The question during this pandemic is whether the 60 million (20 percent of the US population) who refuse to get vaccinated have the right not to wear a mask when in public places and expose those who have been vaccinated to potential COVID-19 breakthrough infection, especially to the deadlier variants? How about the civil rights of the vaccinated? While the anti-vaccine individuals have the right to refuse the vaccines, don’t they have the moral obligation (self-imposed or mandated by law) to help protect their fellowmen? With civil liberties come responsibilities, fairness, and justice for all.
The collateral issue, which is a great dilemma and risk, is how to tell or know who are vaccinated or not, in order to protect oneself from exposure to them, knowing the most likely carriers are the unvaccinated? After all, those who were more compliant who took the risk and got vaccinated also have the right to protect themselves and their family and the right to live.
Behavior and discipline
As I have written in this column in early March of this year, behavior and discipline are vital during any pandemic or natural disaster.
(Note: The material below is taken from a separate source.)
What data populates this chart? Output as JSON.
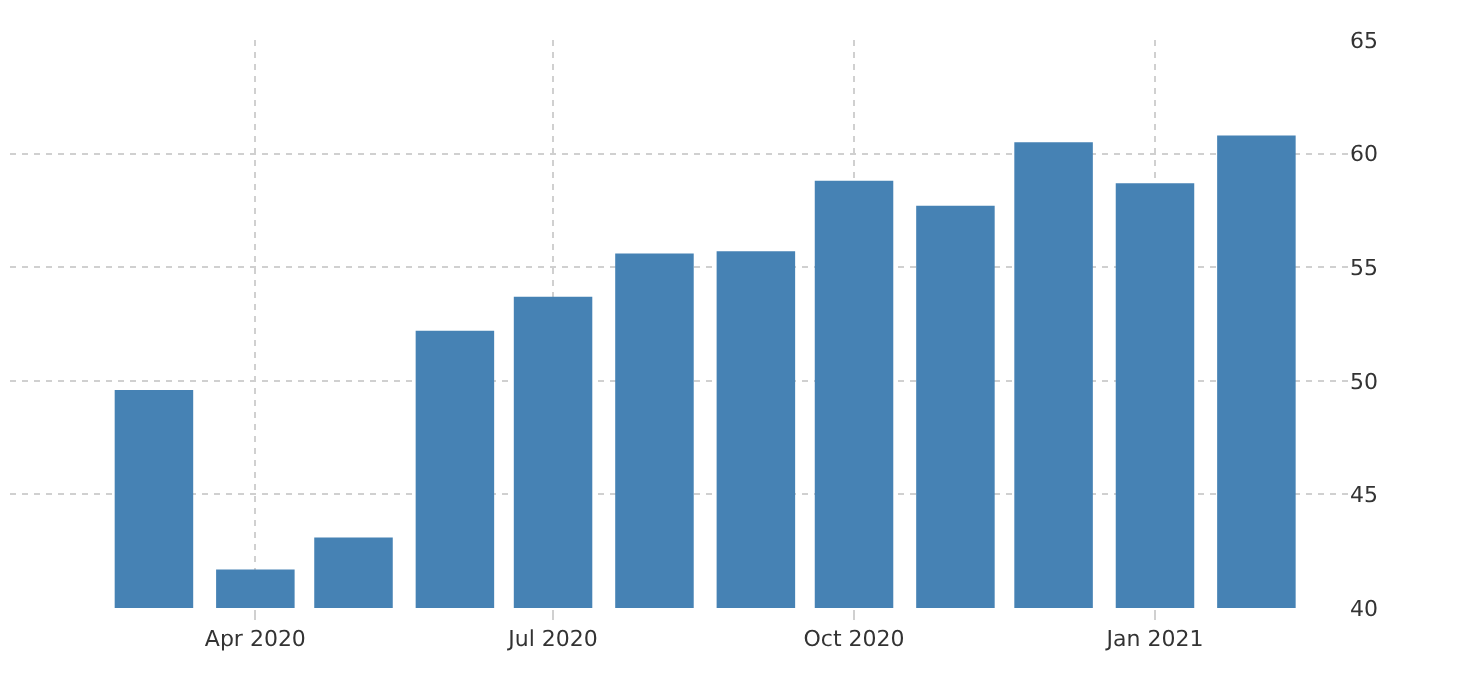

Irresponsible and reckless behavior, contempt and lack of caring for others, would result in new waves of COVID-19 infections and millions more deaths. This would also delay our ability to defeat the viruses and prolong this pandemic to, perhaps, COVID-22, 2… God forbid.
Pandemic of the unvaccinated
The current statistics showing a scary surge, rising wave of more than 30,000 cases of COVID-19 in one day, the 97 percent of the hospitalization, and new deaths were caused by the Delta variant involving mostly unvaccinated individuals. Indeed, this is now a pandemic of unvaccinated people. It is crystal clear that vaccines are safe and effective, compared to getting infected with the killer COVID-19 viruses.
One is too many
The best scenario is for those 60 million anti-vaxers to get vaccinated. This will protect them and society as a whole, allowing us to achieve herd immunity sooner and finally destroy the virus and its variants, disabling them to mutate further into more fatal strains. Otherwise, this 20 percent of the US population will serve as the giant reservoir, the hosts, of these viruses, which would rapidly and unceasingly mutate to become more efficient transmitters and deadlier variants. Without a host, viruses self-destruct.
As I have alluded to in a previous article, it took only one Typhoid Mary Mallon to spread killer Typhoid in New York in 1906 from her unclean hand-infected peach ice cream. The resurgence of measles in the USA in 2019 that killed 207,500 was transmitted by an unvaccinated American traveler who returned from abroad. Indeed, one carrier-spreader is enough. Imagine 60 million potential hosts-carriers-transmitters of the COVID-19 viruses!
May wisdom and discipline prevail. And may God have mercy on us all.